I’m not sure what to say. Everything is so messed up right now. Hearing this six years ago would have made a difference, but now? With so much on the line?
He exhales slowly, his gaze dropping to his hands as if he needs to see them to stay grounded. “I was thirty-four, a firefighter with more scars than prospects and a past I didn’t know how to outrun.”
“What past? You always hint at something you’ve done wrong, but even Carlie doesn’t know what that is.”
His voice goes raw. “I exist.”
“What are you talking about?”
He rubs a hand over his palm, jaw working. “My dad always told me that I was his biggest mistake. And my dad was a huge asshole, so to be his biggest mistake meant something. He was cruel to me, to my mom. Not physically, but he was meaner than a viper. He walked out when I was ten. Just left one day and never came back. Carlie was little—she barely remembers him.”
“I’m so sorry you went through that?—”
“And I watched my mom barely survive it. As much as he was a piece of shit, she depended on him. On his paycheck. He demanded that she be a stay-at-home mom, so she didn’t have anything when he left. No career, no job skills to speak of. Nothing. It took her years before she had anything to call her own. Years of hard work, of fear.” He glances away. “She doesn’t know it, and neither does Carlie, but there were nights that I pretended I wasn’t hungry so they’d have a little more to eat.”
My throat tightens painfully. “Oh God.”
“He used to tell me I was just like him,” Aiden continues quietly. “A waste of space. A boy who would ruin anything good he touched. I believed him… internalized it. Sometimes, I made it true, because when you hear a thing so often, it becomes your truth. I’d act out in school sometimes, or bully kids… makes me sick to think of it now. Made me sick to do it, too. But it made this weird kind of sense to take out my anger about my dad on kids who had everything handed to them. I can’t explain it.”
“I think I get what you mean—you saw someone with more than you, so you wanted to take them down a notch. Something like that?”
“Yeah, maybe. But I straightened up when I realized my mom and sister were depending on me. Got my grades right and gota scholarship for the fire academy.” He runs his fingers through his hair. “But all that bullshit sticks with you when it comes from your dad. And when things are real and important, you feel it more. When I looked at you, all I could think was that if I loved you out loud, I would be just like him...”
I shake my head. “That’s not who you are, Aiden.”

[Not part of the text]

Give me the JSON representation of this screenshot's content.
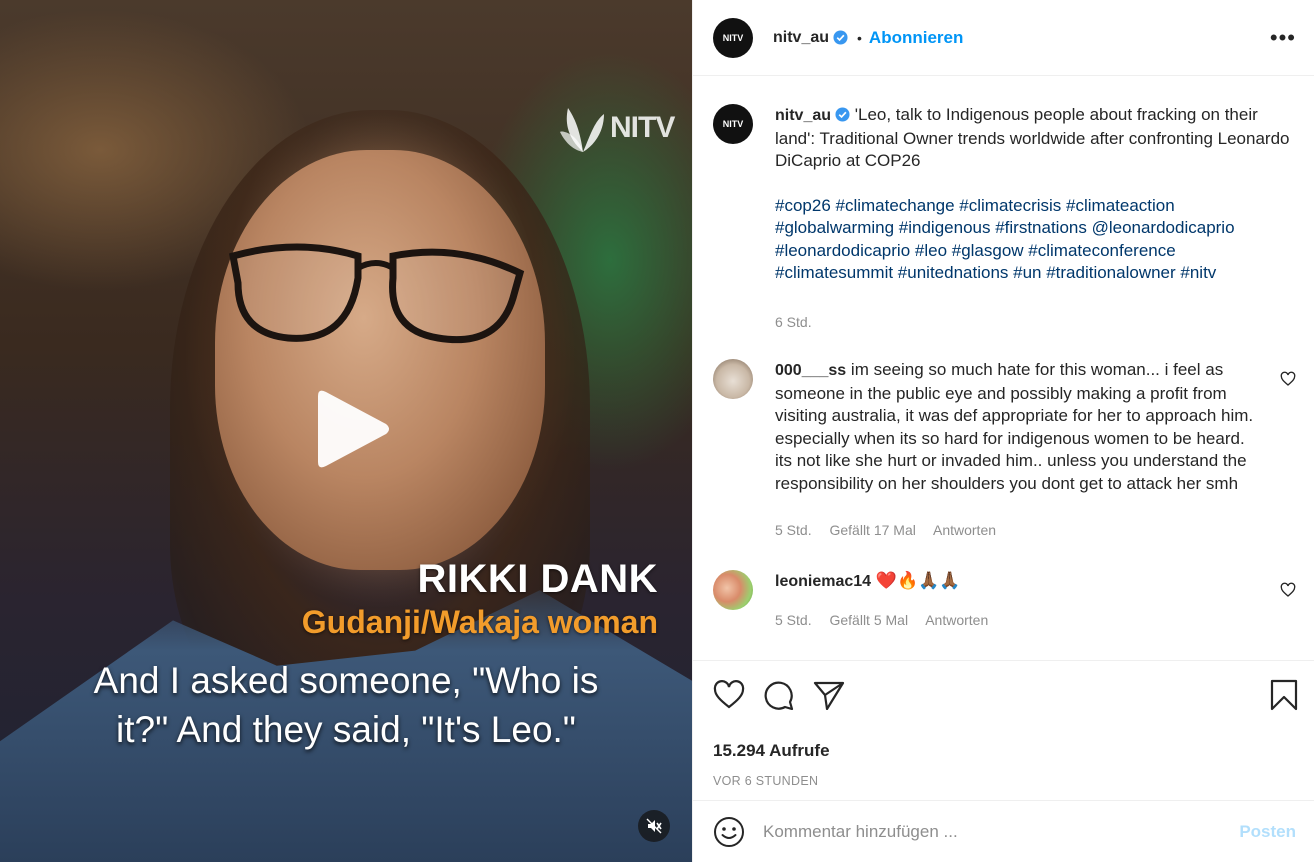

He lifts his head then, eyes meeting mine again. “I pushed you away before I could break you the way he broke my mom. Because I couldn’t live with myself if I did that to you.”
I don’t have the words to comfort him, so I lay my hand on his forearm because I need to touch him right now.
His voice is thick and heavy. “And then I broke you anyway while trying to save you from me. Because even when I try to do the right thing, I fuck that up, too.”
Tears spill over before I can stop them, hot and relentless. “You didn’t break me,” I say, my voice cracking. “Losing you did.”
The air between us hums, charged and electric, like something ancient and fragile has been exposed to the light. The wind tugs at the blanket around my shoulders, grounding me just enough to keep my knees from buckling under the weight of everything he’s said.
Aiden breaks the silence first.
“I don’t want to be just friends, Harper.” His voice is steady, but there’s nothing casual about it. “I never did. I never could bejust friendswith you.”
My heart stutters hard enough that I have to press my lips together to keep from saying something reckless. This is the moment where I’m supposed to be careful. I have a child. I have a business. I have scars that took years to stitch closed.
I force out the words, because some part of me fights against me saying them. “Then what do you want with me?”
“You. All of you. The messy parts. The complicated parts. I want a real shot at this.” He hesitates, then adds more quietly, “But I’m scared I’ll screw it up again. And I’m in too deep not to try anyway.”
The honesty in that cracks something open in me. “So am I. I’m terrified of making another bad decision. But I refuse to be so scared that I don’t go after what I want anymore.”
He waits, giving me space even now, even with everything in the open between us. I close the distance instead, stepping into him and bringing my hands up to his chest. He peers into my eyes, still waiting for a sign.
Then I stand on my toes and press my lips to his.
The kiss is hot and immediate, all the restraint of the last few days collapsing under the weight of years of wanting. His hands come around me, pulling me closer until there’s no space left between us. I feel it everywhere—his grip at my waist, the heat of his body, the way he kisses me like he’s been holding back for far too long.
We don’t rush it. We linger, letting the moment stretch, letting the reality of it settle in. When we finally pull back, my forehead rests against his, both of us breathing harder than before.
“We go slow,” I say, even as every part of me wants to do the opposite. “Carefully. Mason comes first.”
He nods immediately. “Wouldn’t have it any other way.”